Becky Branch, administrative assistant in the Bethel art department and friend of the Cullen family, says that Dustin was a social worker whose “goal was always to serve other people, especially kids that were hurting.”

The Cullen family at Dustin's Place dedication.


The work of senior Kayla Maike, Graphic Design major and Marketing minor, was selected to be displayed throughout the facility during the ribbon-cutting ceremony and open house of Dustin’s Place, which took place Nov. 15.

“We’ve heard a little bit of their story, and I think what they’re doing is really awesome,” says Maike.

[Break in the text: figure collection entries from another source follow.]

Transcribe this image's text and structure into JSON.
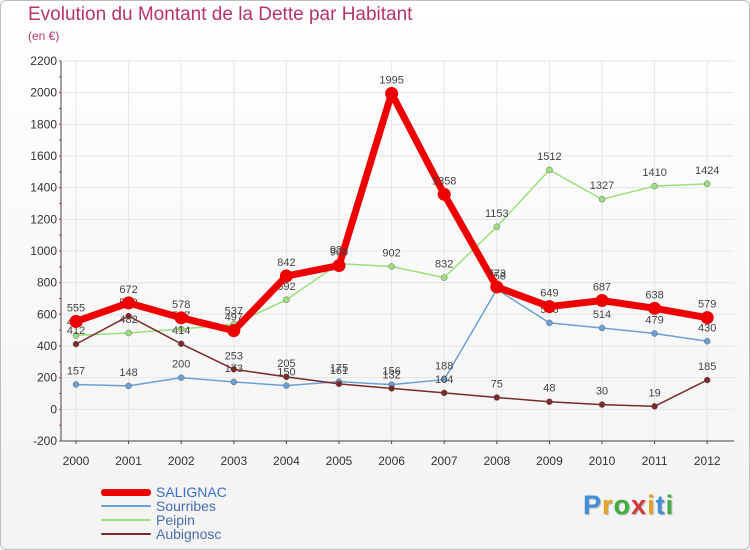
{
  "title": "Evolution du Montant de la Dette par Habitant",
  "subtitle": "(en €)",
  "logo": {
    "text": "Proxiti",
    "letter_colors": [
      "#3f8fd8",
      "#e8a020",
      "#3fae3f",
      "#d43a3a",
      "#e8a020",
      "#3f8fd8",
      "#3fae3f"
    ]
  },
  "chart_data": {
    "type": "line",
    "x": [
      "2000",
      "2001",
      "2002",
      "2003",
      "2004",
      "2005",
      "2006",
      "2007",
      "2008",
      "2009",
      "2010",
      "2011",
      "2012"
    ],
    "ylim": [
      -200,
      2200
    ],
    "yticks": [
      "-200",
      "0",
      "200",
      "400",
      "600",
      "800",
      "1000",
      "1200",
      "1400",
      "1600",
      "1800",
      "2000",
      "2200"
    ],
    "grid": true,
    "legend_position": "bottom-left",
    "series": [
      {
        "name": "Sourribes",
        "color": "#6aa0d6",
        "values": [
          157,
          148,
          200,
          173,
          150,
          175,
          156,
          188,
          758,
          546,
          514,
          479,
          430
        ],
        "labels": [
          "157",
          "148",
          "200",
          "173",
          "150",
          "175",
          "156",
          "188",
          "758",
          "546",
          "514",
          "479",
          "430"
        ]
      },
      {
        "name": "Peipin",
        "color": "#9be07a",
        "values": [
          467,
          482,
          507,
          537,
          692,
          920,
          902,
          832,
          1153,
          1512,
          1327,
          1410,
          1424
        ],
        "labels": [
          "467",
          "482",
          "507",
          "537",
          "692",
          "920",
          "902",
          "832",
          "1153",
          "1512",
          "1327",
          "1410",
          "1424"
        ]
      },
      {
        "name": "Aubignosc",
        "color": "#7a2a2a",
        "values": [
          412,
          589,
          414,
          253,
          205,
          161,
          132,
          104,
          75,
          48,
          30,
          19,
          185
        ],
        "labels": [
          "412",
          "589",
          "414",
          "253",
          "205",
          "161",
          "132",
          "104",
          "75",
          "48",
          "30",
          "19",
          "185"
        ]
      },
      {
        "name": "SALIGNAC",
        "color": "#ee0000",
        "values": [
          555,
          672,
          578,
          497,
          842,
          908,
          1995,
          1358,
          773,
          649,
          687,
          638,
          579
        ],
        "labels": [
          "555",
          "672",
          "578",
          "497",
          "842",
          "908",
          "1995",
          "1358",
          "773",
          "649",
          "687",
          "638",
          "579"
        ]
      }
    ],
    "legend_order": [
      "SALIGNAC",
      "Sourribes",
      "Peipin",
      "Aubignosc"
    ]
  }
}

Her work will also be used in future presentations, says Brown, who is thankful for Bethel’s help. “We knew our first impression on the community was important, but couldn't afford to hire this project out. The students and professors that took on this project truly are acting as God's hands and feet to our ministry.”

Branch says the department was excited to be involved. “This is only the fourth center of its kind in the state, so it’s pretty phenomenal to be a part of that.” 

Chad Jay, Adjunct Professor of Graphic Design, says that serving the community is part of the identity of Bethel University. “We are not just preparing students to work in a commercial field. We are also trying to teach them ethics and morals and how to not just put together the work for the clients, but also serve the needs of the client.”

Branch added, “Let’s teach our students not only the nitty gritty of how to do this well, but how we use this to serve other people and, ultimately, serve God. You can make a living using art, but you can also make a difference using art. And that’s what you’re able to do with this type of project.”